Measles: Compulsory school jabs needed to prevent spread, experts warn

Children may need to be vaccinated against measles before starting school to prevent the spread of the disease in the UK, experts have warned.

At least 40% of children starting school would need to be immunised, a team of Italian researchers has said.

The team from the Bruno Kessler Foundation and Bocconi University claim current vaccination policies are not enough to keep the disease at elimination status and control rising numbers of cases.

The solution, they said, is for far more people to be vaccinated or a schools policy to be introduced.

Such measures are necessary to keep the percentage of the population susceptible to catching measles under 7.5% by 2050 - the level at which measles is regarded as eliminated, the study said.

Their report, published in the journal BMC Medicine, found around 3.7% of the UK population across all ages was still susceptible to measles in 2018.

But this figure is expected to rise by more than 50% by 2050 if current vaccination policies remain the same.

Researchers said most countries "would strongly benefit from the introduction of compulsory vaccination at school entry in addition to current routine immunisation programmes".

Co-author Dr Stefano Merler added: "In particular, we found that this strategy would allow the UK, Ireland and the US to reach stable herd immunity levels in the next decades, which means that a sufficiently high proportion of individuals are immune to the disease to avoid future outbreaks."

But Dr David Elliman, consultant in community child health at Great Ormond Street Hospital, said such a policy could backfire in the UK because "only about 1% to 2% of UK parents refuse all immunisations".

"Introducing compulsory vaccination in this country might reduce the very high level of trust that people have in the
NHS and prove counterproductive. It could even result in lower levels of vaccination," he said.

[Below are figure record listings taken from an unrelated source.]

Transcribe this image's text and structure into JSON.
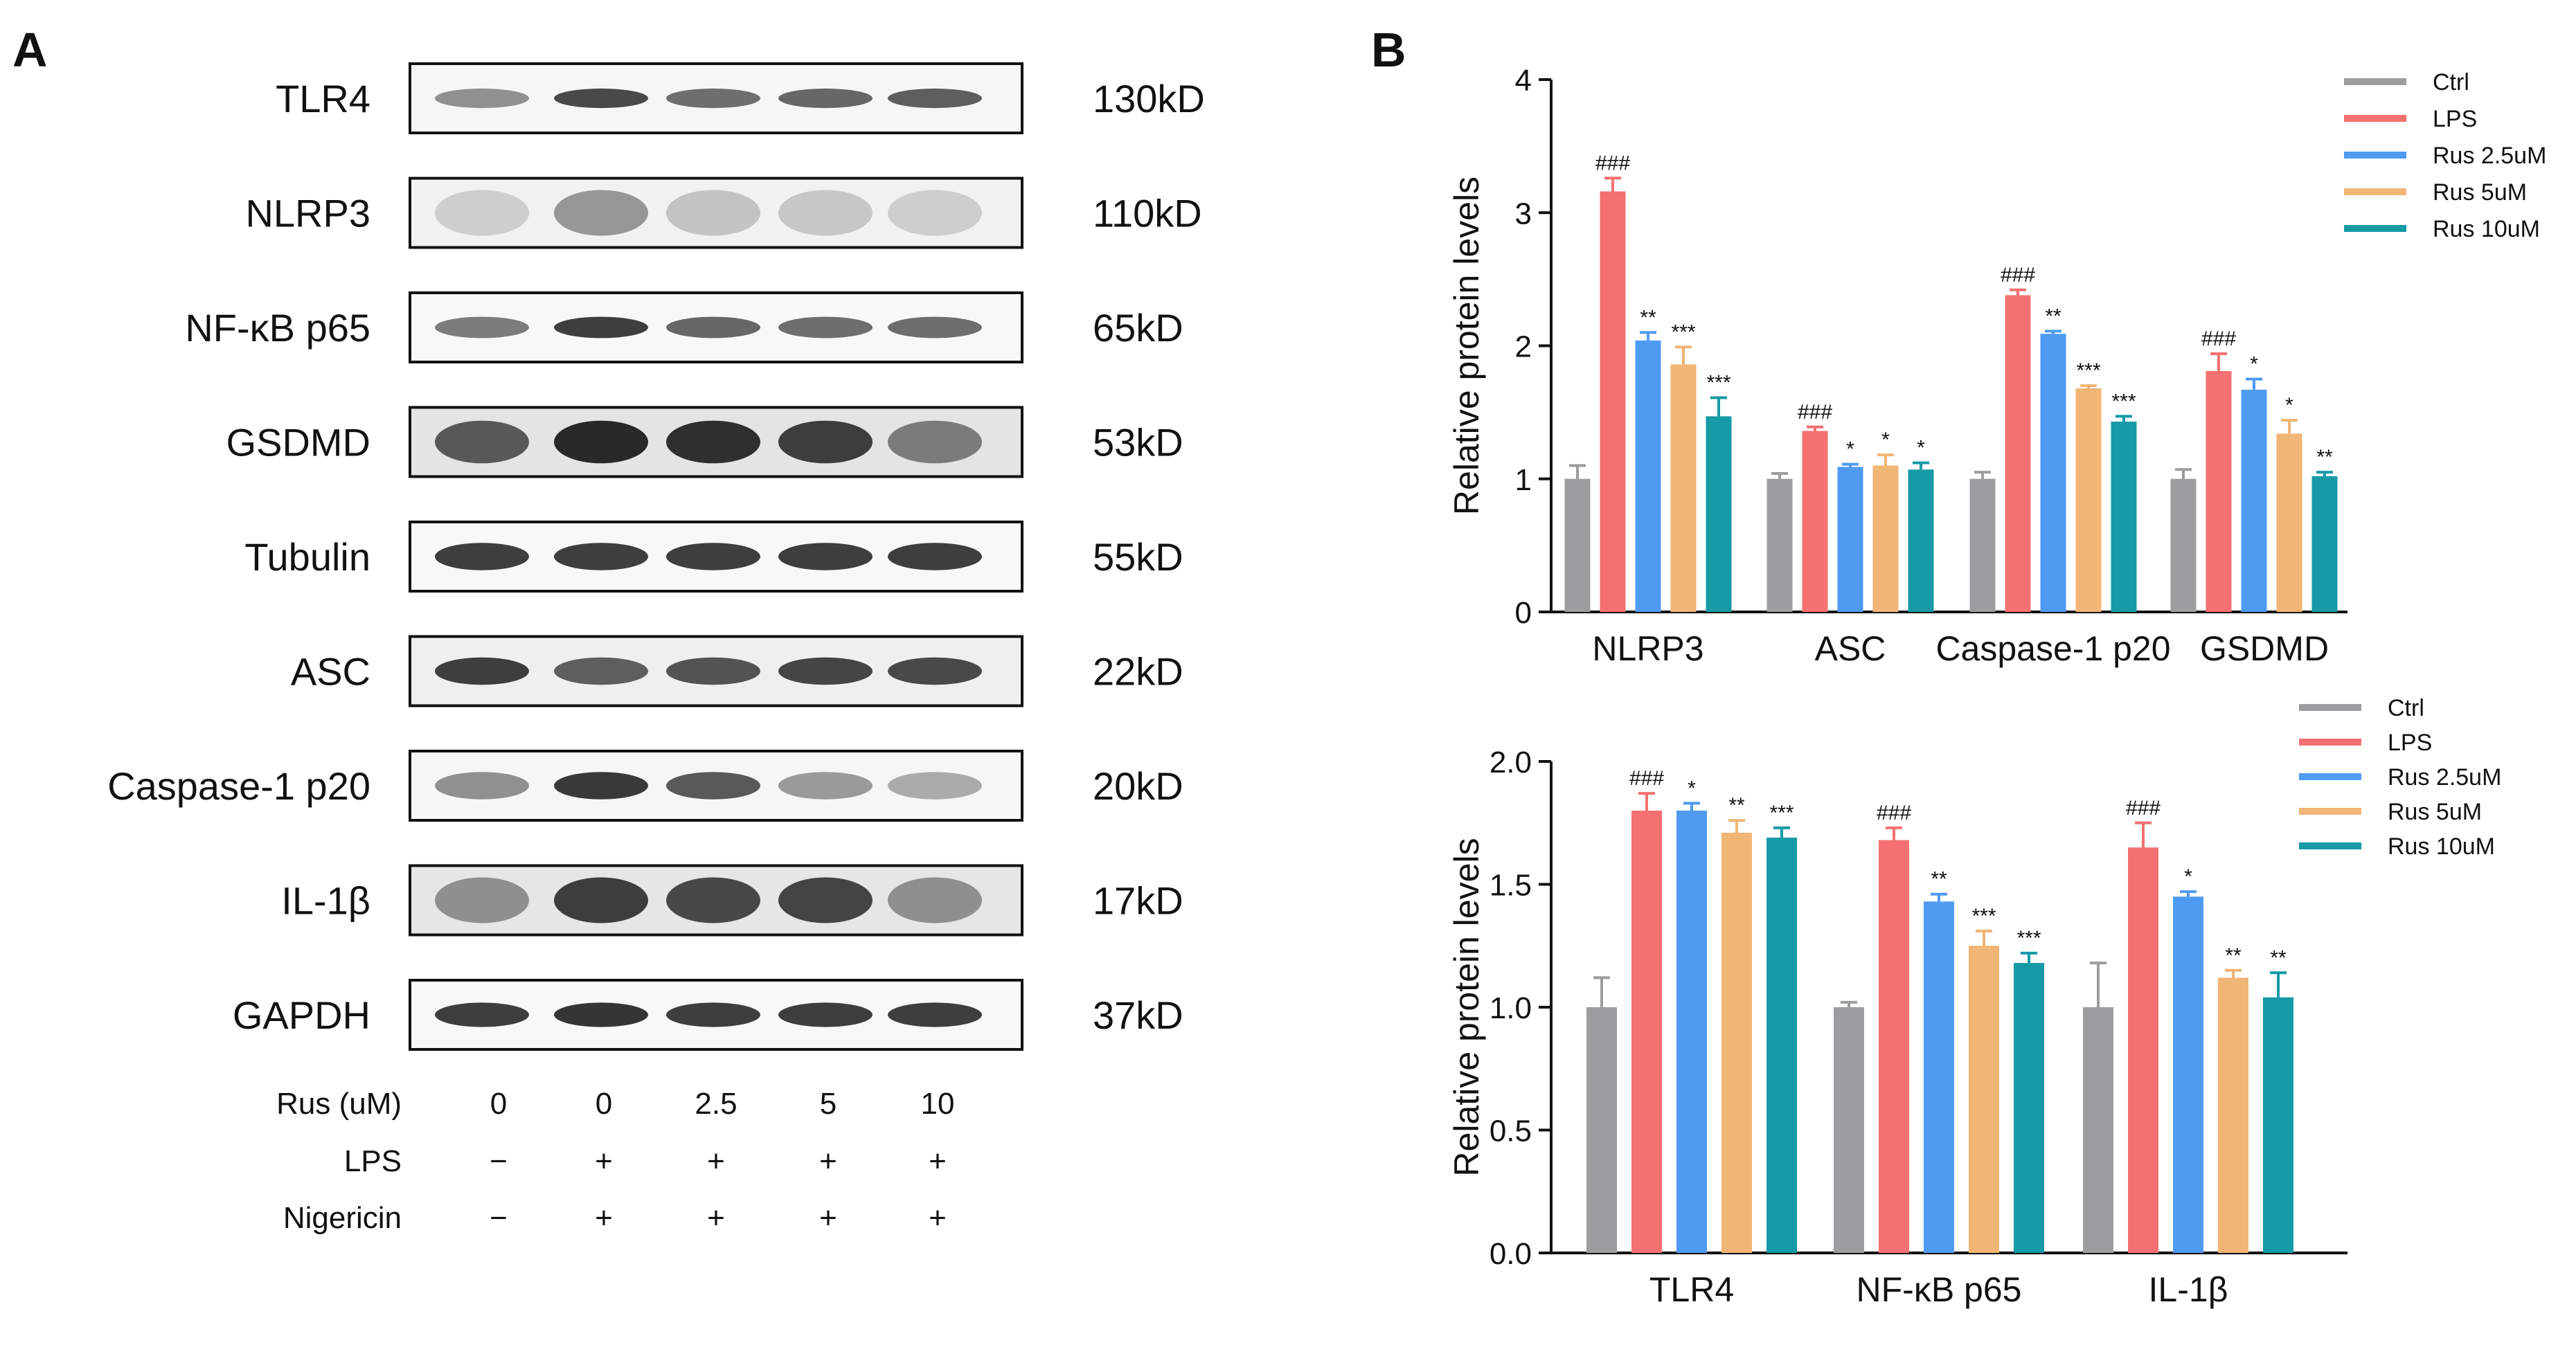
{
  "panel_a": {
    "letter": "A",
    "blots": [
      {
        "label": "TLR4",
        "size": "130kD",
        "bands": [
          0.45,
          0.8,
          0.62,
          0.65,
          0.7
        ],
        "thickness": 0.32,
        "bg": 0.1
      },
      {
        "label": "NLRP3",
        "size": "110kD",
        "bands": [
          0.15,
          0.42,
          0.2,
          0.18,
          0.15
        ],
        "thickness": 0.75,
        "bg": 0.16
      },
      {
        "label": "NF-κB p65",
        "size": "65kD",
        "bands": [
          0.55,
          0.85,
          0.65,
          0.62,
          0.62
        ],
        "thickness": 0.35,
        "bg": 0.08
      },
      {
        "label": "GSDMD",
        "size": "53kD",
        "bands": [
          0.72,
          0.95,
          0.92,
          0.85,
          0.55
        ],
        "thickness": 0.7,
        "bg": 0.3
      },
      {
        "label": "Tubulin",
        "size": "55kD",
        "bands": [
          0.85,
          0.85,
          0.85,
          0.85,
          0.85
        ],
        "thickness": 0.45,
        "bg": 0.08
      },
      {
        "label": "ASC",
        "size": "22kD",
        "bands": [
          0.85,
          0.7,
          0.75,
          0.82,
          0.8
        ],
        "thickness": 0.45,
        "bg": 0.18
      },
      {
        "label": "Caspase-1 p20",
        "size": "20kD",
        "bands": [
          0.45,
          0.88,
          0.72,
          0.4,
          0.32
        ],
        "thickness": 0.45,
        "bg": 0.1
      },
      {
        "label": "IL-1β",
        "size": "17kD",
        "bands": [
          0.45,
          0.85,
          0.8,
          0.82,
          0.45
        ],
        "thickness": 0.75,
        "bg": 0.28
      },
      {
        "label": "GAPDH",
        "size": "37kD",
        "bands": [
          0.85,
          0.9,
          0.85,
          0.85,
          0.85
        ],
        "thickness": 0.4,
        "bg": 0.08
      }
    ],
    "conditions": [
      {
        "label": "Rus (uM)",
        "values": [
          "0",
          "0",
          "2.5",
          "5",
          "10"
        ]
      },
      {
        "label": "LPS",
        "values": [
          "−",
          "+",
          "+",
          "+",
          "+"
        ]
      },
      {
        "label": "Nigericin",
        "values": [
          "−",
          "+",
          "+",
          "+",
          "+"
        ]
      }
    ]
  },
  "panel_b": {
    "letter": "B"
  },
  "chart_data": [
    {
      "type": "bar",
      "title": "",
      "xlabel": "",
      "ylabel": "Relative protein levels",
      "ylim": [
        0,
        4
      ],
      "yticks": [
        "0",
        "1",
        "2",
        "3",
        "4"
      ],
      "categories": [
        "NLRP3",
        "ASC",
        "Caspase-1 p20",
        "GSDMD"
      ],
      "legend_position": "top-right",
      "series": [
        {
          "name": "Ctrl",
          "color": "#9d9d9f",
          "values": [
            1.0,
            1.0,
            1.0,
            1.0
          ],
          "errors": [
            0.1,
            0.04,
            0.05,
            0.07
          ],
          "annotations": [
            "",
            "",
            "",
            ""
          ]
        },
        {
          "name": "LPS",
          "color": "#f57070",
          "values": [
            3.16,
            1.36,
            2.38,
            1.81
          ],
          "errors": [
            0.1,
            0.03,
            0.04,
            0.13
          ],
          "annotations": [
            "###",
            "###",
            "###",
            "###"
          ]
        },
        {
          "name": "Rus 2.5uM",
          "color": "#4f9bf2",
          "values": [
            2.04,
            1.09,
            2.09,
            1.67
          ],
          "errors": [
            0.06,
            0.02,
            0.02,
            0.08
          ],
          "annotations": [
            "**",
            "*",
            "**",
            "*"
          ]
        },
        {
          "name": "Rus 5uM",
          "color": "#f1b575",
          "values": [
            1.86,
            1.1,
            1.68,
            1.34
          ],
          "errors": [
            0.13,
            0.08,
            0.02,
            0.1
          ],
          "annotations": [
            "***",
            "*",
            "***",
            "*"
          ]
        },
        {
          "name": "Rus 10uM",
          "color": "#159aa6",
          "values": [
            1.47,
            1.07,
            1.43,
            1.02
          ],
          "errors": [
            0.14,
            0.05,
            0.04,
            0.03
          ],
          "annotations": [
            "***",
            "*",
            "***",
            "**"
          ]
        }
      ]
    },
    {
      "type": "bar",
      "title": "",
      "xlabel": "",
      "ylabel": "Relative protein levels",
      "ylim": [
        0,
        2
      ],
      "yticks": [
        "0.0",
        "0.5",
        "1.0",
        "1.5",
        "2.0"
      ],
      "categories": [
        "TLR4",
        "NF-κB p65",
        "IL-1β"
      ],
      "legend_position": "top-right",
      "series": [
        {
          "name": "Ctrl",
          "color": "#9d9d9f",
          "values": [
            1.0,
            1.0,
            1.0
          ],
          "errors": [
            0.12,
            0.02,
            0.18
          ],
          "annotations": [
            "",
            "",
            ""
          ]
        },
        {
          "name": "LPS",
          "color": "#f57070",
          "values": [
            1.8,
            1.68,
            1.65
          ],
          "errors": [
            0.07,
            0.05,
            0.1
          ],
          "annotations": [
            "###",
            "###",
            "###"
          ]
        },
        {
          "name": "Rus 2.5uM",
          "color": "#4f9bf2",
          "values": [
            1.8,
            1.43,
            1.45
          ],
          "errors": [
            0.03,
            0.03,
            0.02
          ],
          "annotations": [
            "*",
            "**",
            "*"
          ]
        },
        {
          "name": "Rus 5uM",
          "color": "#f1b575",
          "values": [
            1.71,
            1.25,
            1.12
          ],
          "errors": [
            0.05,
            0.06,
            0.03
          ],
          "annotations": [
            "**",
            "***",
            "**"
          ]
        },
        {
          "name": "Rus 10uM",
          "color": "#159aa6",
          "values": [
            1.69,
            1.18,
            1.04
          ],
          "errors": [
            0.04,
            0.04,
            0.1
          ],
          "annotations": [
            "***",
            "***",
            "**"
          ]
        }
      ]
    }
  ]
}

Sonia Saxena, professor of primary care at Imperial College London, said mandatory vaccinations might have "unintended consequences," such as more unvaccinated children being excluded from school.

In the UK, people began to stop using vaccines after a now-discredited 1998 study by British doctor Andrew Wakefield, which linked the measles, mumps and rubella (MMR) vaccine to autism.

MMR immunisations in the UK fell to about 80% nationally in the late 1990s and early 2000s and took many years to recover.

In 2006, transmission of the measles virus, which is highly contagious and can lead to serious complications and death, became re-established in the UK, and in 2007, cases of measles exceeded 1,000 for the first time in 10 years.

Last month, New York declared a public health emergency following a measles outbreak, ordering people in affected areas in Brooklyn to get vaccinated for the virus or face fines of up to $1,000 (£765).